La musique produit la joie ; c’est ce qui est inévitable en vertu de la nature humaine. Or, quand on est joyeux, on ne peut manquer de l’exprimer par les sons et les notes, de le manifester par les gestes et les attitudes, car telle est la règle constante pour l’homme. Les, sons et les notes, les gestes et les attitudes épuisent entièrement les modifications qui se produisent dans le cours des sentiments naturels[2]. Ainsi, l’homme ne peut pas ne pas se réjouir ; quand il a de la joie, il ne peut pas ne pas la manifester ; mais s’il la manifeste sans s’astreindre à une règle, il ne peut éviter le désordre.

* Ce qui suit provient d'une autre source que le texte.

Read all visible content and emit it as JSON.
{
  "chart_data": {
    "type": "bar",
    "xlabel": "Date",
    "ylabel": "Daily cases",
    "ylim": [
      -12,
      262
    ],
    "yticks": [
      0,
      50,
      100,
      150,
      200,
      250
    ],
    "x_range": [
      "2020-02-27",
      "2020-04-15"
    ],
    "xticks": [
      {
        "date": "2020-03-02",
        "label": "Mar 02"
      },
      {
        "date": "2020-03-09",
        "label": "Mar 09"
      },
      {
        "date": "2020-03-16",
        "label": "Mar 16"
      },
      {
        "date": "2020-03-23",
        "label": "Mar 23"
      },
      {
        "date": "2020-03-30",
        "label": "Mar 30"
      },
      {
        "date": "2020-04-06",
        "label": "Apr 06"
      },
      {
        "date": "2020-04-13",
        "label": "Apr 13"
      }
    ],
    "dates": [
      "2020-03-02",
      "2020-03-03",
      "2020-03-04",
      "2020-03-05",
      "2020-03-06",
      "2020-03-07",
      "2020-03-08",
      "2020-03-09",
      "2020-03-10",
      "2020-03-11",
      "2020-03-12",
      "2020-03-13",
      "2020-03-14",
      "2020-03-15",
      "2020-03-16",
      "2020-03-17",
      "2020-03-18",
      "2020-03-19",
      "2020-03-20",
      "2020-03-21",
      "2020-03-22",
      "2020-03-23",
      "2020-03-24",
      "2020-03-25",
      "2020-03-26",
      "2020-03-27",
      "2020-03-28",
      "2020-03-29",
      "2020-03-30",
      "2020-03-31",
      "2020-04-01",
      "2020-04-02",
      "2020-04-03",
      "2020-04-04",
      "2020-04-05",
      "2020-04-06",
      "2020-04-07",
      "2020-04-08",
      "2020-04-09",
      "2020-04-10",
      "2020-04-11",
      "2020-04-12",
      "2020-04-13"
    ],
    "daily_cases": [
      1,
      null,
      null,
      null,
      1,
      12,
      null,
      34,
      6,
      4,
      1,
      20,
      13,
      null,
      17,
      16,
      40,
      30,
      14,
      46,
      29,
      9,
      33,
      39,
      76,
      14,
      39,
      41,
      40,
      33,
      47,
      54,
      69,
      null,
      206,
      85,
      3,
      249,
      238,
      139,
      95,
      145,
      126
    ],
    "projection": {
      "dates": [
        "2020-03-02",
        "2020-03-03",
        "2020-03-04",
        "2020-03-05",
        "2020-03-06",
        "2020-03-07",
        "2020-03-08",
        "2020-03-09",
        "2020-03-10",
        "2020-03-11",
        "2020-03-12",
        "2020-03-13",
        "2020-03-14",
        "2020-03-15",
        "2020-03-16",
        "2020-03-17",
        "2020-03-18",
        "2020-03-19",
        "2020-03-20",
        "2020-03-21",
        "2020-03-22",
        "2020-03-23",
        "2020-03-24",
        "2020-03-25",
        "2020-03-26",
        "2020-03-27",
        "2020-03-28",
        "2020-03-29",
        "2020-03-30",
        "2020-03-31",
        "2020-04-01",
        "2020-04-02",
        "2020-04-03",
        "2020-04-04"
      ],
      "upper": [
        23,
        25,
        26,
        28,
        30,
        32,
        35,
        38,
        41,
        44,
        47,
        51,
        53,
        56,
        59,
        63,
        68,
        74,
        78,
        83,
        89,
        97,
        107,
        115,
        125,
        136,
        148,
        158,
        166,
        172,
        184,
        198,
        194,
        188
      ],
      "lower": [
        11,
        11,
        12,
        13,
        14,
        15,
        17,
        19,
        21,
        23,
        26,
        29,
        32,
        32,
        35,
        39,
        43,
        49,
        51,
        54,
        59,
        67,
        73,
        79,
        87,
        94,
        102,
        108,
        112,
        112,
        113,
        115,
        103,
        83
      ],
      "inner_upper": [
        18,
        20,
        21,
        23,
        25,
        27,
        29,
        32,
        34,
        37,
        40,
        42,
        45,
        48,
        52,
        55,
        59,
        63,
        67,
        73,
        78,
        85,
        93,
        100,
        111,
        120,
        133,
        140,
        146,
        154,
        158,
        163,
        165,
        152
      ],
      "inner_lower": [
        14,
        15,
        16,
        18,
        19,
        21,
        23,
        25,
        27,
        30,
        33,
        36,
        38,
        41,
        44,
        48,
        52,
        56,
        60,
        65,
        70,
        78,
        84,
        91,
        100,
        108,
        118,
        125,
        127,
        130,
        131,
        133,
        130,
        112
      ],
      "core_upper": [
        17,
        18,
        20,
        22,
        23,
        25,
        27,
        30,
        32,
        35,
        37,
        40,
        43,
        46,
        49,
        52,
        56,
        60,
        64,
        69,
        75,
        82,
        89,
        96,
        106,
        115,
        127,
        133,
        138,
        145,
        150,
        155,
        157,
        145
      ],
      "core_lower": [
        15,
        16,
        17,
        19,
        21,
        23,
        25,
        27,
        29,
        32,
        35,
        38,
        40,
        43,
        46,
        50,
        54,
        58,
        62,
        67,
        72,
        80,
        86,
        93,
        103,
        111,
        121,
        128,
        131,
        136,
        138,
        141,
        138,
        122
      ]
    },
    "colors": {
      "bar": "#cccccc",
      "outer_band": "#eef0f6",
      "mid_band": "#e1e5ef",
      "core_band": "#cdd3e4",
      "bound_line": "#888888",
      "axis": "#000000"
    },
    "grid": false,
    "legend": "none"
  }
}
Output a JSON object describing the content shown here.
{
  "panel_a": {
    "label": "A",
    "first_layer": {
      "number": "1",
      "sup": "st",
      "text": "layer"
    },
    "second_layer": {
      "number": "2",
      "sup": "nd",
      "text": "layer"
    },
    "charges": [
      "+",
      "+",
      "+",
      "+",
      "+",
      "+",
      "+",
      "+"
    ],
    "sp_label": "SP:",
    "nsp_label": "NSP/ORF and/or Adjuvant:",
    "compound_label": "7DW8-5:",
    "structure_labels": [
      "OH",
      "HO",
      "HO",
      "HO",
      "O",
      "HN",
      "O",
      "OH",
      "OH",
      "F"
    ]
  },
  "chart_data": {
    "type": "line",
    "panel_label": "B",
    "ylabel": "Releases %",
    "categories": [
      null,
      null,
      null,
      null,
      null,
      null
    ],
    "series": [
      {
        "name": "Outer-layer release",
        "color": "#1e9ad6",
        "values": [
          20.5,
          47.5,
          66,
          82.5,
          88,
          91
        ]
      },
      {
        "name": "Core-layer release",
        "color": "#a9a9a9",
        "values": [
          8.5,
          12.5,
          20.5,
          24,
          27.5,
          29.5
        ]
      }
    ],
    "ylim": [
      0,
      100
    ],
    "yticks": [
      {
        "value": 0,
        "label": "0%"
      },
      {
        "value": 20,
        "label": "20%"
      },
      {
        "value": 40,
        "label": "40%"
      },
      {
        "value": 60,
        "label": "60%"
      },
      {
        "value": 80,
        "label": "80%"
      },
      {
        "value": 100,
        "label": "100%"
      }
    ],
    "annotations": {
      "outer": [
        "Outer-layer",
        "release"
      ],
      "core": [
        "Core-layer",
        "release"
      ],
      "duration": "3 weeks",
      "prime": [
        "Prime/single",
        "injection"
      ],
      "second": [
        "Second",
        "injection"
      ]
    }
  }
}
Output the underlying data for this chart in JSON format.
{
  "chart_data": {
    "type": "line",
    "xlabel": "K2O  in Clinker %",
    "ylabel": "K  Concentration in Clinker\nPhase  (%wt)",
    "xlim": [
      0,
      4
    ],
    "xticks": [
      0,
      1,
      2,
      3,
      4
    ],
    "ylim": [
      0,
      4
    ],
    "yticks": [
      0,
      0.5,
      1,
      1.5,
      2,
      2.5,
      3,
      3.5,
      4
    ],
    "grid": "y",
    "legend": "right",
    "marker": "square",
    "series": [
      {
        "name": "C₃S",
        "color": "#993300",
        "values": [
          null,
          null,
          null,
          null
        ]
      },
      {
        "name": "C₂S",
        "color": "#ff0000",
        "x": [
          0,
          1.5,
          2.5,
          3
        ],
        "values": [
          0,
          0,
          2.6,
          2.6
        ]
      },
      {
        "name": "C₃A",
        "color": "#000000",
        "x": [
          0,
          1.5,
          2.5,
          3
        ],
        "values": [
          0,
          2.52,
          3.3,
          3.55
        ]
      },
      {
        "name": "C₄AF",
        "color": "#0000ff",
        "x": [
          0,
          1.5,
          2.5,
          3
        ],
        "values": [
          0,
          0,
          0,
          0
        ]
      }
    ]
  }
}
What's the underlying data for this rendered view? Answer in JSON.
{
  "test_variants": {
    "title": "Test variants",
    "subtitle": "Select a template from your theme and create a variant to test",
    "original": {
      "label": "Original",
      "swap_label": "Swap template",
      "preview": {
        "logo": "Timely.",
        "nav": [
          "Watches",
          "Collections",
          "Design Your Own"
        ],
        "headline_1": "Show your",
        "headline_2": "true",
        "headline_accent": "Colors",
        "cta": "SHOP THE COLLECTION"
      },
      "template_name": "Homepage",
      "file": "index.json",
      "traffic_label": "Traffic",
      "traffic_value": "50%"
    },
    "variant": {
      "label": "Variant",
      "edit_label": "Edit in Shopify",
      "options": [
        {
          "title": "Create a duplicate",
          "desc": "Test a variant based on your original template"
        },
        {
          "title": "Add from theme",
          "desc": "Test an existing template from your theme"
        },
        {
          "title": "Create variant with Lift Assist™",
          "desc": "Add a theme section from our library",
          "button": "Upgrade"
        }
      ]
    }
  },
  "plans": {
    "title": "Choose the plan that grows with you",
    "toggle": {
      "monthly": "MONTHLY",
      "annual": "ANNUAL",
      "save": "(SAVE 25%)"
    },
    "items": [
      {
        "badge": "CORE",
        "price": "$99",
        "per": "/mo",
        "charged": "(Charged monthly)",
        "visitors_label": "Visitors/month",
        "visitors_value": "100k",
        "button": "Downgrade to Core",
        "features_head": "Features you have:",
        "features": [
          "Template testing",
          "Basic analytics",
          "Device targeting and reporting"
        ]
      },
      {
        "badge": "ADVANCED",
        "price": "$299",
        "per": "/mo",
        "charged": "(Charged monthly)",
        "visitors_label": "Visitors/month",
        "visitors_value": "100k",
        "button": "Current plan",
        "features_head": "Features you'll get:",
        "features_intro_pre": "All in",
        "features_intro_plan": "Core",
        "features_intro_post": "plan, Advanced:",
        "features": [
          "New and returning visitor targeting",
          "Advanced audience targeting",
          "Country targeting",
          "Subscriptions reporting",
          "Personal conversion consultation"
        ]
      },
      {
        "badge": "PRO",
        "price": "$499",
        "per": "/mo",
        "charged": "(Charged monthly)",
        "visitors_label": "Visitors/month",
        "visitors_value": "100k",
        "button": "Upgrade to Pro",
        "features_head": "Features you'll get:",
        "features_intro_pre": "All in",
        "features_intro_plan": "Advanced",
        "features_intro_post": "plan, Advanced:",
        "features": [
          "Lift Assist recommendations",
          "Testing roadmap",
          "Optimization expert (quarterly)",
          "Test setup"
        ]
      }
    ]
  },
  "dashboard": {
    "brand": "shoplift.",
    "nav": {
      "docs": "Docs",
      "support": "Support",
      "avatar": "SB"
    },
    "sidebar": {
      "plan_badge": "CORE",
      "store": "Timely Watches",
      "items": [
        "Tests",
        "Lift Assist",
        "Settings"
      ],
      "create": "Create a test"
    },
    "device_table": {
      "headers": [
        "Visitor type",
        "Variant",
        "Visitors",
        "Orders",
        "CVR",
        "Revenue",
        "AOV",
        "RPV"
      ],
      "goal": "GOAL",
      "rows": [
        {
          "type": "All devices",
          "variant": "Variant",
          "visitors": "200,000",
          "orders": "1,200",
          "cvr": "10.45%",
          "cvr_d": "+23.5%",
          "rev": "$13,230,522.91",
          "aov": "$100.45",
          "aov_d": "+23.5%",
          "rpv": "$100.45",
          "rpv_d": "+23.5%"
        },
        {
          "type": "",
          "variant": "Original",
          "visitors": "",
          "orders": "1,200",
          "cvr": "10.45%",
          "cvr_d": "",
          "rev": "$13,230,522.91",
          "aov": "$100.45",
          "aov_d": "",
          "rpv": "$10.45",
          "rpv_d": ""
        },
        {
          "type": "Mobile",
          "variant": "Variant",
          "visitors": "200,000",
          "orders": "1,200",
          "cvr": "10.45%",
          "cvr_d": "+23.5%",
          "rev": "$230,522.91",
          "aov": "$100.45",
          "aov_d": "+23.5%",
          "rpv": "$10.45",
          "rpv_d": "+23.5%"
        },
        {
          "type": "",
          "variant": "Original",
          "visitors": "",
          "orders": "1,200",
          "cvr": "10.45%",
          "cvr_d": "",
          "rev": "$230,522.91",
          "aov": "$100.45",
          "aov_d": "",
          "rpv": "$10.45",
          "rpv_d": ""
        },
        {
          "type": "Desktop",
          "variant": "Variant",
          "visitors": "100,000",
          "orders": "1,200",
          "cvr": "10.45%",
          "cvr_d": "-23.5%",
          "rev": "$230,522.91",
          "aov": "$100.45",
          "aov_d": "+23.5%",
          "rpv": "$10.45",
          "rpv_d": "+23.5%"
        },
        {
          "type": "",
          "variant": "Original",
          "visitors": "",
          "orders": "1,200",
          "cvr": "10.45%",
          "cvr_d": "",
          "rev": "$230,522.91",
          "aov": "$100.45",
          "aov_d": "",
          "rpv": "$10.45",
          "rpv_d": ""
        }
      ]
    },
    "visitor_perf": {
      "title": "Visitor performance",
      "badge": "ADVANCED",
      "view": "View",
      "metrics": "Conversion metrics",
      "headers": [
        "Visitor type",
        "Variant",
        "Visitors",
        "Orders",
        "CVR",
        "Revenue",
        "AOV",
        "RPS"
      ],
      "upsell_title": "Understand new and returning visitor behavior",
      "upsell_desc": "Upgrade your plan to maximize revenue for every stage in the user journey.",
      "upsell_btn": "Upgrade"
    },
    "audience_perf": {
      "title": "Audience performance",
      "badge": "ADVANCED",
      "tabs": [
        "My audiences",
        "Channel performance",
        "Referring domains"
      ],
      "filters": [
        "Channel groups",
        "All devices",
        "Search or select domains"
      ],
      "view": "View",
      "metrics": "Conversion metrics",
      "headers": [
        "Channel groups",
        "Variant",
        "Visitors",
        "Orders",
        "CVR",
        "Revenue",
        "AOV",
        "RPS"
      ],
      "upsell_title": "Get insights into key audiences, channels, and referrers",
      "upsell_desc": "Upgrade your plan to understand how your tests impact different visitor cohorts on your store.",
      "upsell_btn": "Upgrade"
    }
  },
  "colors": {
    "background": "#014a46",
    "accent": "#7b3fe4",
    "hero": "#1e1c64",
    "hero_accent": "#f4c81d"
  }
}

Les anciens rois détestaient ce désordre ; c’est pourquoi ils

  1. Les rites prescrivent la politesse qui consiste à céder le pas à autrui ; mais, si l’on exagérait la modestie, on annihilerait sa propre personne, et c’est pourquoi la politesse doit avoir pour correctif la hardiesse qui permet à l’homme, après avoir montré sa modestie, de répliquer, c’est-à-dire de prendre à son tour la première place, lorsque son prochain la lui cède en vertu des mêmes rites. — Inversement, la musique tend à développer abondamment toutes les énergies de l’homme ; elle doit donc revenir en arrière ou se contenir, de peur de tomber dans l’excès.
  2. Les sons traduisent les émotions intérieures du cœur ; les gestes et les attitudes expriment les changements extérieurs de la personne physique. Il n’y a pas d’autre mode d’expression des sentiments.